Chapter 2: New Media Childhoods
Author: David Buckingham
Focus: To what extent do media simply impose ‘negative’ messages on passive minds, as many media educators have tended to suppose? To what extent do audiences have the power to create their own meanings and pleasures? And in what ways can children be seen as a ‘special’ audience, with distinctive characteristics and needs?
- Is media killing childhoods, or liberating children?
- In The Disappearance of Childhood, Postman argues that our modern conception of childhood was a creation of the print media, and new media, particularly television, are destroying it
- If capitalism can be said to have created ‘the teenager’ in the 1950s, children are now increasingly addressed directly as a consumer market in their own right, rather than simply as a means of reaching parents
- Children have gained power, not merely as citizens but also as consumers, and indeed the two may have become impossible to separate
- Boundaries between children and adults appear to be blurring, while on the other, they appear to be being reinforced. Children are being ‘empowered’ and yet simultaneously denied the opportunity to exercise control
- In Growing Up Digital, Don Tapscott blames media (specifically digital) technology is to blame for blurring the lines between childhood and adulthood, and sees it as a form of liberation or ‘empowerment’ for young people
- Old vs. new technology
*TV is passive, net s active
*tv dumbs down readers, net raises intelligence
*television broadcasts a singular view of the world, net is democratic and interactive
*tv generation is the antithesis of the net generation
*members of net generation are hungry for expression, discovery and seld-development; tv generation is savvy, self-reliant, analytical, accepting of diverisity-all because of their intuitive relationship with technology
· Proliferation of media technologies: number of channels have increased, convergence between information and communication technologies
· Childhood is not homogenous, it depends on other social factors such as gender, race, ethnicity, social class, geographical location, etc.
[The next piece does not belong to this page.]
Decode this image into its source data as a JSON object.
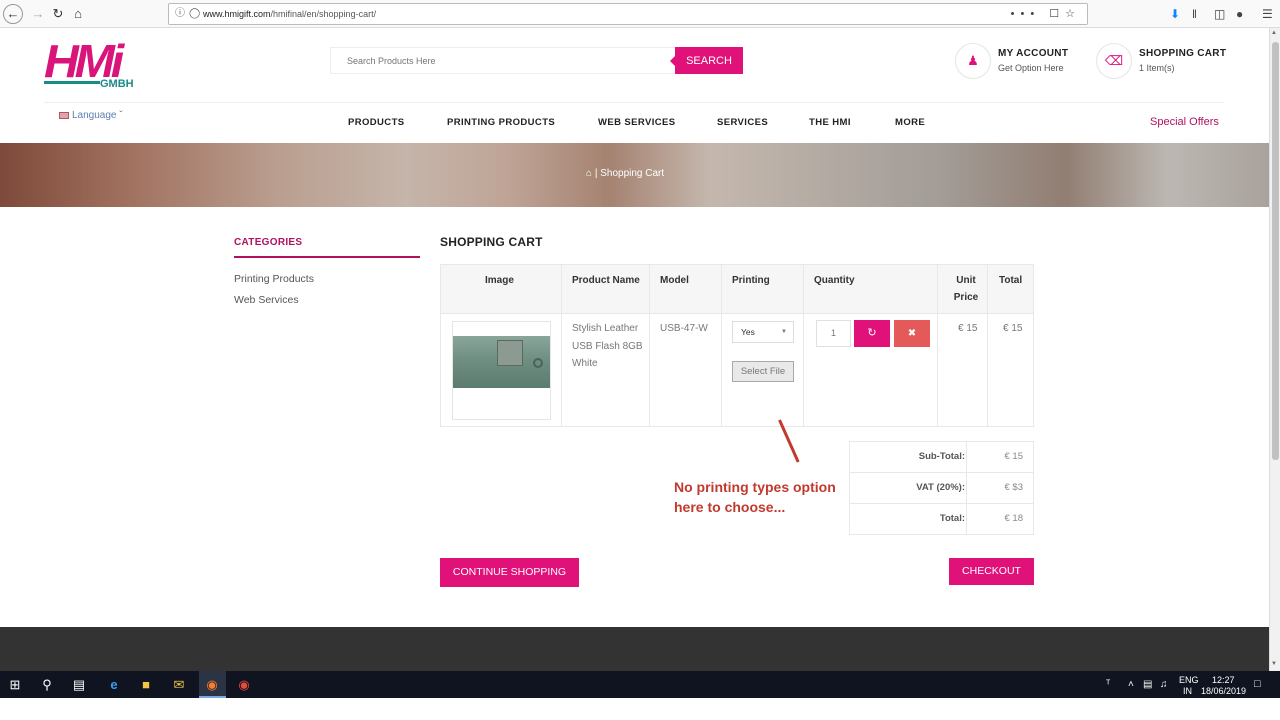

· Parents devoting increasing economic resources to child rearing
· Media technology forces parents to catch up with their kids
· Parental/adult responsibility
· New cultural forms (such as video games) are primarily identified with the young
· Children’s growing access to media is generating increasing concern about their exposure to material hitherto largely confined to adults-most obviously to ‘sex and violence’ (both of which are very loosely defined)
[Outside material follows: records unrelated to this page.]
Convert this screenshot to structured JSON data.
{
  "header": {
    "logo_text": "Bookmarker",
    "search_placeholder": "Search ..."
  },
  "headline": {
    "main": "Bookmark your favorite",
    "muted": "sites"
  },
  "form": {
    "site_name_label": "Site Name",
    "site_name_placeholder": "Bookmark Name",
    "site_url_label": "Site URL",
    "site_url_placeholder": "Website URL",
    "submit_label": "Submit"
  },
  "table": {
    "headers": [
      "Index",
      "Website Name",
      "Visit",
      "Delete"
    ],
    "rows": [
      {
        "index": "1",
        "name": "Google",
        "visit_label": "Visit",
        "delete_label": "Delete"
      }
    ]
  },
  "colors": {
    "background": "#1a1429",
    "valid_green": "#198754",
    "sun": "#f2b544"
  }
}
· Large majority of children have seen material they should not have legally been able to obtain
· Anyone can put anything on the internet, with access to anyone; no authority
· Via internet, children can communicate with anyone without identifying themselves as children
· Situations have called for stricter regulation and censorship
· Integration and globalization of the media industries
· Integration does not mean homogenization: competition has caused the fragmentation of audiences, rise of ‘niche’ marketing
· Children seen as more valuable as they can persuade their parents to buy things
· Media texts-tv programs, movies, games and other artifacts children are engaging with
· Intertextuality: texts are constantly referring to and drawing upon other texts, often in ironic ways
· Interactivity: a liberation from the constraints of more traditional ‘linear’ media such as film and television
· More technological access means less parental restriction
· TV programs have become films, record, lunch boxes, drinks, etc-children’s media culture increasingly crosses boundaries between texts and between traditional media forms
· Children as ‘getting older younger’
· Oldr children can no longer be easily protected
· Widening gap between children’s outside world and education system
· School is often cite for negotiation between competing conceptions of knowledge and cultural value
· Vital that children understand understand the social, economic and institutional power of media
I disagree with the notion that new media technology is destroying childhoods all across the nation. The traditional, more analog influenced childhood are becoming a thing of the past, but the digitization of the world is not robbing any child of an authentic growing-up experience. Change and difference does not always equate to a bad thing, and eventually we all must recognize the times in which we live in and respond accordingly.
I do agree, however, that new media has helped cause children 'grow up faster younger.' Because of the easy accessibility to things online that would have been prohibited in an earlier time and the ability for anyone to say anything and be anyone without regulation, children can be exposed to more adult things at an earlier time. But the key word is can. There are parental controls that can reinstate regulation and prevent access to such adult topics. There is parental authority that can shut down and regulate what information is provided to a child. People are not handcuffed and unarmed in the face of new media. If digital media does anything for us, it makes us more active consumers and makes communication a two lane highway. We play an active role in what we want to see and what we don't, and parents, schools, and networks have the ability to make those decisions for children.